Might Brexit and the coronarvirus paradoxically help the Irish economy? After five years of supercharged growth the economy has run out of road.
Capacity constraints – in housing, health, water, transport – are bearing down from all directions, limiting the potential for further growth. Perhaps the biggest one of all is manpower. The eight-year slide in unemployment has stalled at just under 5 per cent, suggesting we’re now at full employment.
The next stop on the line for an economy travelling at this speed is usually overheating, particularly if it lacks autonomy on interest rates. When employers chase a shrinking pool of labour, wages get bid up, which in turn forces companies to put up prices. When such a wage-price spiral develops it can be difficult to peg back.
Currently wages are rising at an annual rate of 4 per cent, which is double the 1.9 per cent rate recorded in 2017 and a multiple of the 0.4 per cent recorded in 2014, but perhaps not enough to meet the definition of overheating.
This raises the possibility that certain countervailing forces such as Brexit, which led to a slump in consumer confidence last year, may be inadvertently helping to cool the economy or at least stop it from slipping into an overheating cycle.
Kieran McQuinn of the Economic and Social Research Institute (ESRI) said as much at the recent Dublin Economics Workshop in Wexford.
“In a strange way it [Brexit ]has helped cool the economy by having a contractionary impact on things like investment and consumption,” he said, while noting the Brexit-related weakness in sterling may have also helped suppress inflation.
That isn’t to say Brexit is a positive. That would be absurd given the bilateral trade at stake, just that the uncertainty in advance of the UK’s exit hasn’t been that negative and maybe even working in our favour.

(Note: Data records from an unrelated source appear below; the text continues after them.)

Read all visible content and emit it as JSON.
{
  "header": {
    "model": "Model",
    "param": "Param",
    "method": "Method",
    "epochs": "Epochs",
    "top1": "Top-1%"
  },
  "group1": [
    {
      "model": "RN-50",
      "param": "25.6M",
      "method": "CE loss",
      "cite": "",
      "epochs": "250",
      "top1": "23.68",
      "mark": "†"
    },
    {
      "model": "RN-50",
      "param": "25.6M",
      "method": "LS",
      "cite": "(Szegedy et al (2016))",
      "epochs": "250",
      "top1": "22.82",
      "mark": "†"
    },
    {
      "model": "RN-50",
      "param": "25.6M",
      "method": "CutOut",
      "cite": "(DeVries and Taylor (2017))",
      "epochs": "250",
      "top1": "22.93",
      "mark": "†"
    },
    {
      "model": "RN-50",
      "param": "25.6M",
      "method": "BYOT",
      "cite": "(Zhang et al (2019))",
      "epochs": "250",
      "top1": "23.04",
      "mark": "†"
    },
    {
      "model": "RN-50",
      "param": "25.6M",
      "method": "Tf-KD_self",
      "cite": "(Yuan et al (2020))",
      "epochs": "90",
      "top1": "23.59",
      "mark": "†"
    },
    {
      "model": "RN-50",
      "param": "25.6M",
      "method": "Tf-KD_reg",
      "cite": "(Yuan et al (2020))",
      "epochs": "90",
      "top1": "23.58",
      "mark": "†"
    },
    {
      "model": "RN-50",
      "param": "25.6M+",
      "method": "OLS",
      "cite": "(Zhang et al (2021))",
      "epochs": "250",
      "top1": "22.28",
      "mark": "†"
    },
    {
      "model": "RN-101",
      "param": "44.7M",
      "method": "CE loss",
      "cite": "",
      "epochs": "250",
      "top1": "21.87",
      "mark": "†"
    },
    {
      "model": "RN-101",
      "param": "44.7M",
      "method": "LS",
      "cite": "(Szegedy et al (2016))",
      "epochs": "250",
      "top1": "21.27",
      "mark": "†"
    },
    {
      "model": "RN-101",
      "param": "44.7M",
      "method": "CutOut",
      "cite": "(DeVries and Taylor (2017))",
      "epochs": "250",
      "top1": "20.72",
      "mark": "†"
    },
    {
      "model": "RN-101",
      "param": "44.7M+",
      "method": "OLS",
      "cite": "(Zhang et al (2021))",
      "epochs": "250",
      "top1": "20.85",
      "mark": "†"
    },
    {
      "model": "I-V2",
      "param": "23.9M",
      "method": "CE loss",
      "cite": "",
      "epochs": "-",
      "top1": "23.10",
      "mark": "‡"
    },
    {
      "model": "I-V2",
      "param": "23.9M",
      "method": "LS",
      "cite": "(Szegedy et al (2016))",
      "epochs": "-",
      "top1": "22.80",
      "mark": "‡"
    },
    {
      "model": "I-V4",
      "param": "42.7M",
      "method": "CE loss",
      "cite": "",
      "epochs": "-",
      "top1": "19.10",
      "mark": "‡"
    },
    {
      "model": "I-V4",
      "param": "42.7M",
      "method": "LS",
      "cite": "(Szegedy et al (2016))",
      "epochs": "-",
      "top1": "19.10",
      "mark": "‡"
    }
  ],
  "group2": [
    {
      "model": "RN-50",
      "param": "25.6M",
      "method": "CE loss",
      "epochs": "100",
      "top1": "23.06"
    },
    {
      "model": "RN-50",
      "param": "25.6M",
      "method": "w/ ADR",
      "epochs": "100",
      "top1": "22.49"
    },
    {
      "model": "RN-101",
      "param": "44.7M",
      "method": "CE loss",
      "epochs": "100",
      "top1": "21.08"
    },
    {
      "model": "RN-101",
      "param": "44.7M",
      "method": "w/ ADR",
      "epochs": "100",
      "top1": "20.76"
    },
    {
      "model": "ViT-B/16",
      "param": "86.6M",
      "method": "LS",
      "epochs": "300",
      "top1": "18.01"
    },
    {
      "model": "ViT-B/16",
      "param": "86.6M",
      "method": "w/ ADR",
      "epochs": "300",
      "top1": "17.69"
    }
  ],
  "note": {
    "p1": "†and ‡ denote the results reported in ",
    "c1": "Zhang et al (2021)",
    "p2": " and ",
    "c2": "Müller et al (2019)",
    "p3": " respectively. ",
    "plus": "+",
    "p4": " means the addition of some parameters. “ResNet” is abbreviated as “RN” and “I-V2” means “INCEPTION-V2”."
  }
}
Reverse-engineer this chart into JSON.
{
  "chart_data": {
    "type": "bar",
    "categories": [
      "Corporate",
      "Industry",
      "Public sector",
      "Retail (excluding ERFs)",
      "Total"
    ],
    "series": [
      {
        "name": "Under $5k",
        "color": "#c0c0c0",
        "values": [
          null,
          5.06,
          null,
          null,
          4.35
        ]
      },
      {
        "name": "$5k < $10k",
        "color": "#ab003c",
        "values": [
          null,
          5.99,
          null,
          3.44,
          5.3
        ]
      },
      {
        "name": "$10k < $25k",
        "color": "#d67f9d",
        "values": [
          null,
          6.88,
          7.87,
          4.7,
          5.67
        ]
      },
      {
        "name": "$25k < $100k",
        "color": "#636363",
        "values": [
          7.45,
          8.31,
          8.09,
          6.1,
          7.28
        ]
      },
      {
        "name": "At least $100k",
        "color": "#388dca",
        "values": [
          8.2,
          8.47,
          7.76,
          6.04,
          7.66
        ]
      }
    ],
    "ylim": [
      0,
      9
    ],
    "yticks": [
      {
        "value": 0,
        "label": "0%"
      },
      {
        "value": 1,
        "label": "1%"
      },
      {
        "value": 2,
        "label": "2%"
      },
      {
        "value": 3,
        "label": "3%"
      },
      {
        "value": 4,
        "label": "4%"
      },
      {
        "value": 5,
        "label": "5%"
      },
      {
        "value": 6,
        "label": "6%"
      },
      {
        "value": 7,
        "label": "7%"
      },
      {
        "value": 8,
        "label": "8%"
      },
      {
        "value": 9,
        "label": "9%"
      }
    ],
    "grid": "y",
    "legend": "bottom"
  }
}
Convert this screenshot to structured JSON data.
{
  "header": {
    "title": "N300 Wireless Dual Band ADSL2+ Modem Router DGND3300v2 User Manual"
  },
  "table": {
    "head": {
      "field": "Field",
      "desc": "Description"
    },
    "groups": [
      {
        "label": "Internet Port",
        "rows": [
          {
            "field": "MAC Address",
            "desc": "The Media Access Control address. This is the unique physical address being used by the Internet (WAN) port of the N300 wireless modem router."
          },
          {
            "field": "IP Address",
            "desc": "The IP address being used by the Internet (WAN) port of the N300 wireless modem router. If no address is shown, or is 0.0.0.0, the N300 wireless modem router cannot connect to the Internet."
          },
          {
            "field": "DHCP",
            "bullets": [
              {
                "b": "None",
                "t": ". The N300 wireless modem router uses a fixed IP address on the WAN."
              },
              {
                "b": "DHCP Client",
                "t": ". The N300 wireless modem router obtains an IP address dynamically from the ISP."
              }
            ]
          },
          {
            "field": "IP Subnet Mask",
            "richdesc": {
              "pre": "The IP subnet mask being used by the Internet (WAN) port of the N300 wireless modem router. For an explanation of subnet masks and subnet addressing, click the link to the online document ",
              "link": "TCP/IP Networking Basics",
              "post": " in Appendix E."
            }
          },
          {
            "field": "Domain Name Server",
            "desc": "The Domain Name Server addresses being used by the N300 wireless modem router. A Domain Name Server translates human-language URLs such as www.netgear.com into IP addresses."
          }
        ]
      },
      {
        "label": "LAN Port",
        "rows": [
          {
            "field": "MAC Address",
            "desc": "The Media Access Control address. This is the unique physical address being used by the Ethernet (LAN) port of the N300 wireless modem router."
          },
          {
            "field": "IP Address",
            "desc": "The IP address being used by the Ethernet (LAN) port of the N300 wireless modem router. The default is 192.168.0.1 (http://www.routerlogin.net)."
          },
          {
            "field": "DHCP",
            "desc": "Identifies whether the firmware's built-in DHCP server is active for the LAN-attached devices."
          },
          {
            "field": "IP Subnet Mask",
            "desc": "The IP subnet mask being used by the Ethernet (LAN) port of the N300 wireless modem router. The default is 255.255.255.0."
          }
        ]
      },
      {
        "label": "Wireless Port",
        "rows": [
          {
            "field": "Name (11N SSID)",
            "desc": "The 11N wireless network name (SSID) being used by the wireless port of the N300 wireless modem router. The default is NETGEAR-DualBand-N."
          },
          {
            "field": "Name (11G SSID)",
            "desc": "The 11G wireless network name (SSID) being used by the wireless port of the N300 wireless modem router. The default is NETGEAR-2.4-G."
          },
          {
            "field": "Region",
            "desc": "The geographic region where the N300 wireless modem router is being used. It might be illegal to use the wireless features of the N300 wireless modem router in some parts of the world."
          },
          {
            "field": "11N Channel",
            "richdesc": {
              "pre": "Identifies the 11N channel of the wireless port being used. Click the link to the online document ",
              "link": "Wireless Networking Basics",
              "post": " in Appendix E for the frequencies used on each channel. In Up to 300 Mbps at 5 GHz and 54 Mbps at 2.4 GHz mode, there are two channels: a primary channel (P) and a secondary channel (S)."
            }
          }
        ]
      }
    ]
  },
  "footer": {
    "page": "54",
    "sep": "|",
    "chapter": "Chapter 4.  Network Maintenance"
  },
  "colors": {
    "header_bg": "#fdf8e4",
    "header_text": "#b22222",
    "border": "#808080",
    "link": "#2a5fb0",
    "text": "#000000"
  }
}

The Department of Finance’s chief economist John McCarthy said recently that the Irish economy was now operating close to full capacity with signs of overheating beginning to emerge but warned this could rapidly reverse into “underheating” as a result of a cyclical downturn triggered by Brexit.
Little is known about the possible impact of an influenza pandemic on a nation’s economy but a 2009 paper by UK economist Simon Wren-Lewis and others is instructive.
It suggests that the impact would be transmitted primarily through “the consumption patterns of uninfected people” rather than work days lost through ill health. Or as Wren-Lewis put it on Twitter last week, “the biggest economic cost is when people stay away from pubs, restaurants, sports events, supermarkets etc”.
Dent consumption
Google’s 8,000 staff here are a case in point. Most were told to stay away from work on Tuesday after a member of staff reported flu-like symptoms. Played out across the economy this type of response could dent consumption and not unlike the Brexit uncertainty last year cool overheating pressures.
That said, it’s next to impossible to forecast what’s likely to occur here as the outbreak has only gone global in recent weeks.
The Wren-Lewis study concludes that after a big initial impact in the quarter in which the pandemic occurs – equating to more than 3 per cent of gross domestic product (GDP), the impact moderates into a more benign 0.6 per cent hit over the year.
Forecasts are likely to follow the study’s example and consider the economic impacts of a four-week or six-week quarantine period with mass school and workplace closures.
The impact of slowing global growth or a global recession on foot of the virus is likely to be a bigger negative for Ireland’s export-heavy economy.
"A global slowdown in growth is likely to have negative consequences for the Irish growth, the labour market and public finances," the Department of Finance said in a statement yesterday.
It said it was closely monitoring incoming data and would present an assessment of the economic and budgetary implications in next month’s Stability Programme Update (SPU).
The Organisation for Economic Co-operation and Development (OECD) sent a fresh wave of panic through markets on Monday when warning Covid-19 posed the “greatest danger” to the global economy since the 2008 financial crisis. And the Federal Reserve’s emergency move to cut interest rates to shield the US economy from the impact of the coronavirus attests to how serious it views the threat.
But Bank of England governor Mark Carney appeared to play down the threat, noting that while it had the potential to hurt economic growth for one or two calendar quarters, it wouldn't have anything like the impact of the financial crisis.
If his assessment plays out, Ireland is likely to escape with a modest hit to consumption and GDP.